As a seamstress in Montgomery, Alabama and an active member of the local NAACP chapter, Parks refused to give up her seat in the “assigned section” for blacks in the bus to a white man. This action led to her arrest that triggered a 381-day boycott of the bus system organized by a little-known Baptist minister, the Reverend Martin Luther King, Jr. The modern civil rights movement had begun, finally culminating in the 1964 federal Civil Rights Act, which banned racial discrimination in public accommodations.
Speaking in 1992, Parks stated that her reasons for refusing to vacate her seat were misunderstood when people said, “that my feet were hurting and I didn’t know why I refused to stand up when they told me. But the real reason of my not standing up was I felt that I had a right to be treated as any other passenger. We had endured that kind of treatment for too long.”
In 1957, Parks and her husband moved to Detroit in search of employment and to escape the harassment and threats in Alabama.
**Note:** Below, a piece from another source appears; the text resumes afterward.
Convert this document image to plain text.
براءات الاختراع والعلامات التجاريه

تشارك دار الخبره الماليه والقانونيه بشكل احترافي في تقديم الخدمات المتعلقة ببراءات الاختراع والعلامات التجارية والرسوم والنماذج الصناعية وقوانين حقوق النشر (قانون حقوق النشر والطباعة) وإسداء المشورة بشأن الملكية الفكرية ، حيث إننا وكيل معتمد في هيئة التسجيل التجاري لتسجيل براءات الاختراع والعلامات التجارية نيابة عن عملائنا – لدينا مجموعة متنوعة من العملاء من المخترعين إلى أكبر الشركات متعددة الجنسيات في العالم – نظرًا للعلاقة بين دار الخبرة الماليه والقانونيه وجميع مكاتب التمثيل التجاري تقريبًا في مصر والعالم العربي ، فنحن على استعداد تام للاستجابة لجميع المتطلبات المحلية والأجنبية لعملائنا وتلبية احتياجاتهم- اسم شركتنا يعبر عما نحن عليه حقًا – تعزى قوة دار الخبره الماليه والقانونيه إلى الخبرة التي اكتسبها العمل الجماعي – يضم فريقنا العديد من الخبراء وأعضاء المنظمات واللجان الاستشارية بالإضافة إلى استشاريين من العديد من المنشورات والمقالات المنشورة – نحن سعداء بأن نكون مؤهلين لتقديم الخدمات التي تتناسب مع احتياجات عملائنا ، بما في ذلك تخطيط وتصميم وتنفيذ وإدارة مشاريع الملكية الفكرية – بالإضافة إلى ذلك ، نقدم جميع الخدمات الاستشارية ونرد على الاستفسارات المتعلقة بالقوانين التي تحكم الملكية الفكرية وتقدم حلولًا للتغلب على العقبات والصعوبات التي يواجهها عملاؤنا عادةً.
She worked for Congressman John Conyers until 1987, and then devoted much of her time to the Institute for Self-Development that she and her husband founded.
In 1996, she received the Presidential Medal of Freedom, awarded to civilians making outstanding contributions to American life. In 1999, she was awarded the Congressional Gold Medal, the nation’s highest civilian honor. On Sunday, October 30 and Monday, October 31, her body was laid in state in the U.S. Capitol Rotunda, the first woman in history to be so honored by the required Act of Congress.